Mistaking the Stooges for the escaped Japanese soldiers, Hugo decides to exploit their presence to impress his associates. The Stooges, eager to prove themselves, engage in a series of comedic antics, including teaching jujitsu to women and performing acrobatic stunts. However, their efforts are complicated when the real Japanese soldiers arrive, leading to a chaotic confrontation in which the Stooges ultimately emerge triumphant, albeit through a series of mishaps involving misidentification under flickering lights.

==Cast==
===Credited===
- Moe Howard as Moe
- Larry Fine as Larry
- Curly Howard as Curly
- Vernon Dent as Hugo
- Christine McIntyre as Celia Zweiback

===Uncredited===
- Kelly Flint as Amelia Schwartzbrot
- Judy Malcolm as Stelia Pumpernickel
- Brian O'Hara as Waiter
- John Tyrrell as Photographer
- Warren Kening as Joe the photoshoot model
- William Yip as Waki
- Joe Chan as Saki
- Orson Tanaka as Naki

==Production notes==
No Dough Boys was filmed on April 25–28, 1944. The film title is a play on "No-No Boys," Japanese-Americans who answered "no" to a two-part loyalty question that asked them to renounce the Japanese emperor and agree to serve in the U.S. Armed Forces.
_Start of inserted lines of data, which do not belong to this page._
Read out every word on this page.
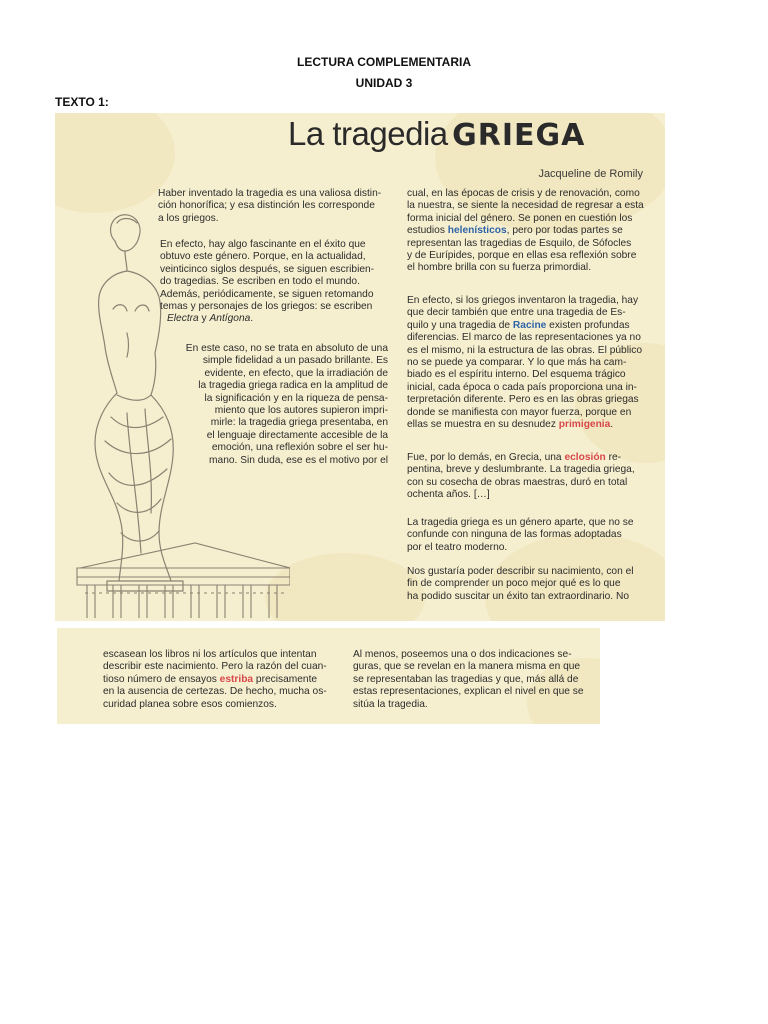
LECTURA COMPLEMENTARIA
UNIDAD 3
TEXTO 1:
La tragedia GRIEGA
Jacqueline de Romily
Haber inventado la tragedia es una valiosa distin-
ción honorífica; y esa distinción les corresponde
a los griegos.
En efecto, hay algo fascinante en el éxito que
obtuvo este género. Porque, en la actualidad,
veinticinco siglos después, se siguen escribien-
do tragedias. Se escriben en todo el mundo.
Además, periódicamente, se siguen retomando
temas y personajes de los griegos: se escriben
Electra y Antígona.
En este caso, no se trata en absoluto de una
simple fidelidad a un pasado brillante. Es
evidente, en efecto, que la irradiación de
la tragedia griega radica en la amplitud de
la significación y en la riqueza de pensa-
miento que los autores supieron impri-
mirle: la tragedia griega presentaba, en
el lenguaje directamente accesible de la
emoción, una reflexión sobre el ser hu-
mano. Sin duda, ese es el motivo por el
cual, en las épocas de crisis y de renovación, como
la nuestra, se siente la necesidad de regresar a esta
forma inicial del género. Se ponen en cuestión los
estudios helenísticos, pero por todas partes se
representan las tragedias de Esquilo, de Sófocles
y de Eurípides, porque en ellas esa reflexión sobre
el hombre brilla con su fuerza primordial.
En efecto, si los griegos inventaron la tragedia, hay
que decir también que entre una tragedia de Es-
quilo y una tragedia de Racine existen profundas
diferencias. El marco de las representaciones ya no
es el mismo, ni la estructura de las obras. El público
no se puede ya comparar. Y lo que más ha cam-
biado es el espíritu interno. Del esquema trágico
inicial, cada época o cada país proporciona una in-
terpretación diferente. Pero es en las obras griegas
donde se manifiesta con mayor fuerza, porque en
ellas se muestra en su desnudez primigenia.
Fue, por lo demás, en Grecia, una eclosión re-
pentina, breve y deslumbrante. La tragedia griega,
con su cosecha de obras maestras, duró en total
ochenta años. […]
La tragedia griega es un género aparte, que no se
confunde con ninguna de las formas adoptadas
por el teatro moderno.
Nos gustaría poder describir su nacimiento, con el
fin de comprender un poco mejor qué es lo que
ha podido suscitar un éxito tan extraordinario. No
escasean los libros ni los artículos que intentan
describir este nacimiento. Pero la razón del cuan-
tioso número de ensayos estriba precisamente
en la ausencia de certezas. De hecho, mucha os-
curidad planea sobre esos comienzos.
Al menos, poseemos una o dos indicaciones se-
guras, que se revelan en la manera misma en que
se representaban las tragedias y que, más allá de
estas representaciones, explican el nivel en que se
sitúa la tragedia.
It is also a play on the nickname for American infantrymen in the previous world war, known as a doughboy.

During World War II, the Stooges made a few comedies that engaged in propaganda against the Empire of Japan, including Spook Louder, Booby Dupes, No Dough Boys and The Yoke's on Me.

The gag of smoking an imaginary pipe was used twice by Laurel and Hardy: 1937's Way Out West and 1938's Block-Heads.

Curly's utterance of "Manchewie" is likely a reference to the World War II nation of "Manchukuo", the Japanese puppet state founded by the Empire of Japan after its occupation of Manchuria.